Soltar el Control
El control funciona… hasta que deja de hacerlo. Esto es lo que ocurre cuando el sistema que te construyó empieza a limitarte.
Hay un tipo de agotamiento que no proviene del esfuerzo, sino del agarre. De intentar moldear el momento en algo que nunca tuvo que ser. El control, cuando se usa como defensa contra la incertidumbre, se vuelve una forma de abandono de uno mismo. Lo conozco bien.
Durante los últimos seis meses he estado en un proceso profundo de trabajo de presencia. Algunos lo llamarían reconstrucción emocional, otros le llaman entrenamiento del sistema nervioso. Yo simplemente lo llamo recordar. Reaprender a vivir desde adentro hacia afuera, no desde el miedo ni desde el hambre de demostrar, sino desde la alineación. Este proceso lo ha cambiado todo: mi sentido del tiempo, mi regulación emocional, la forma en que me relaciono con mi cuerpo, incluso cómo veo a los demás.

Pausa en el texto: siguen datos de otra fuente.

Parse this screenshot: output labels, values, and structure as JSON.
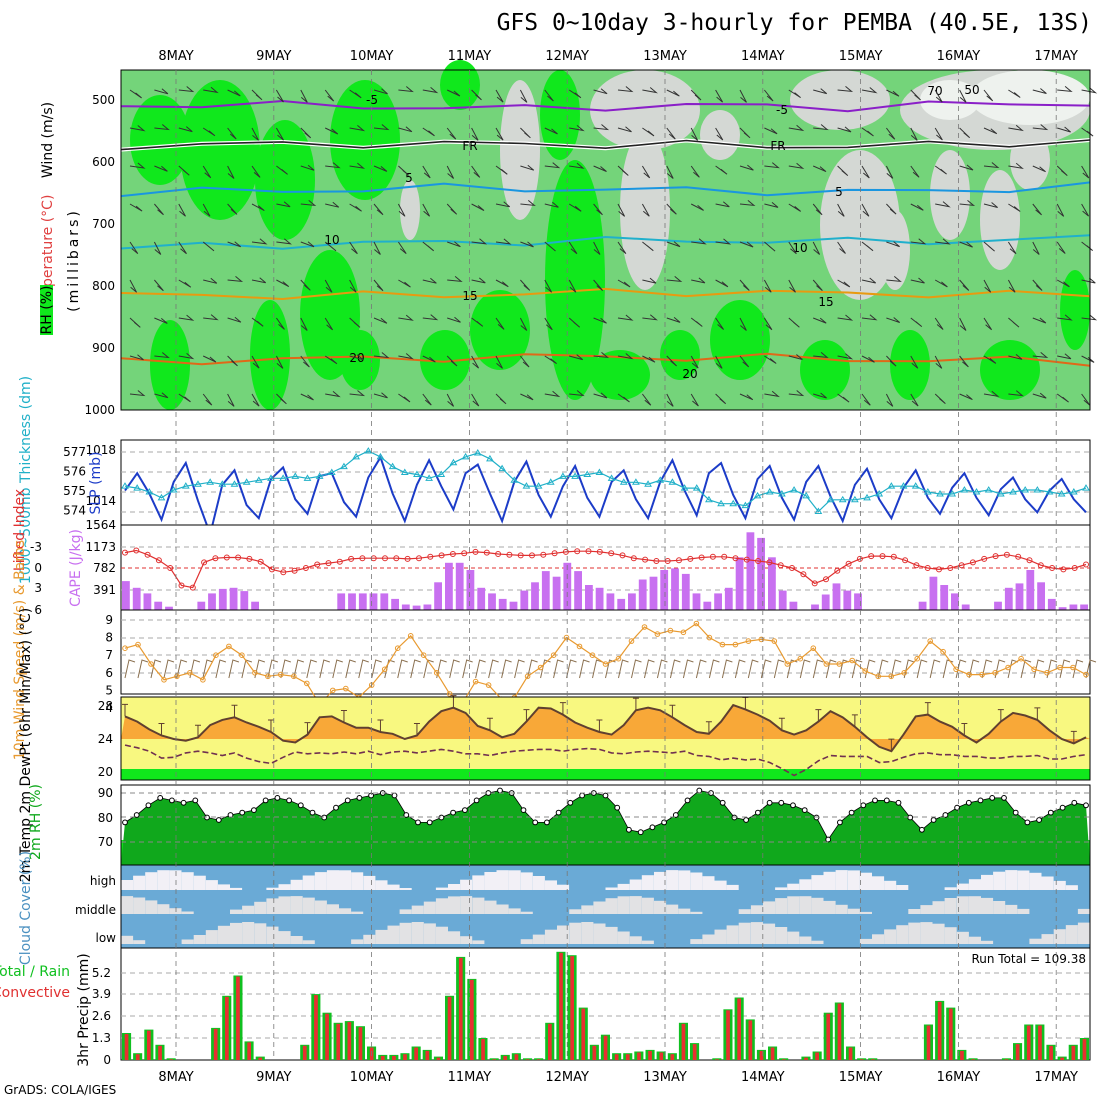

Pero no todo ha cambiado al mismo ritmo.
Hay un ámbito de mi vida donde el cambio ha sido más lento. Y es en el trabajo. Durante años, traté mi trabajo como un oficio: precisión, estructura, ventaja. Una plataforma para la disciplina. Pero, siendo honesto, también era un escenario de rendimiento. Era donde iba a ganar. A redimirme. A demostrar competencia cuando otras partes de mi vida se sentían inestables. Nunca lo dije en esos términos. Lo llamaba ambición. Pero era algo más cercano a una proyección de identidad.
Y aún ahora, después de tanto trabajo interno, cuando puedo caminar, sentarme, escribir, y también relacionarme desde un lugar enraizado, algo todavía se fractura cuando estoy frente a los retos de desempeño diario.
No siempre. Pero lo suficiente como para notar el patrón.
Se manifiesta así: pierdo la capacidad de dejar ir una idea o una decisión, incluso cuando ya no funciona. No lo digo en sentido metafórico. Lo digo literal. Mis manos dudan. Mi respiración se acorta. Mi claridad falla. Veo que el contexto cambia y me quedo. No porque el plan diga que debo hacerlo. Sino porque una parte más profunda de mí aún equipara quedarse con controlar. Y controlar con estar a salvo.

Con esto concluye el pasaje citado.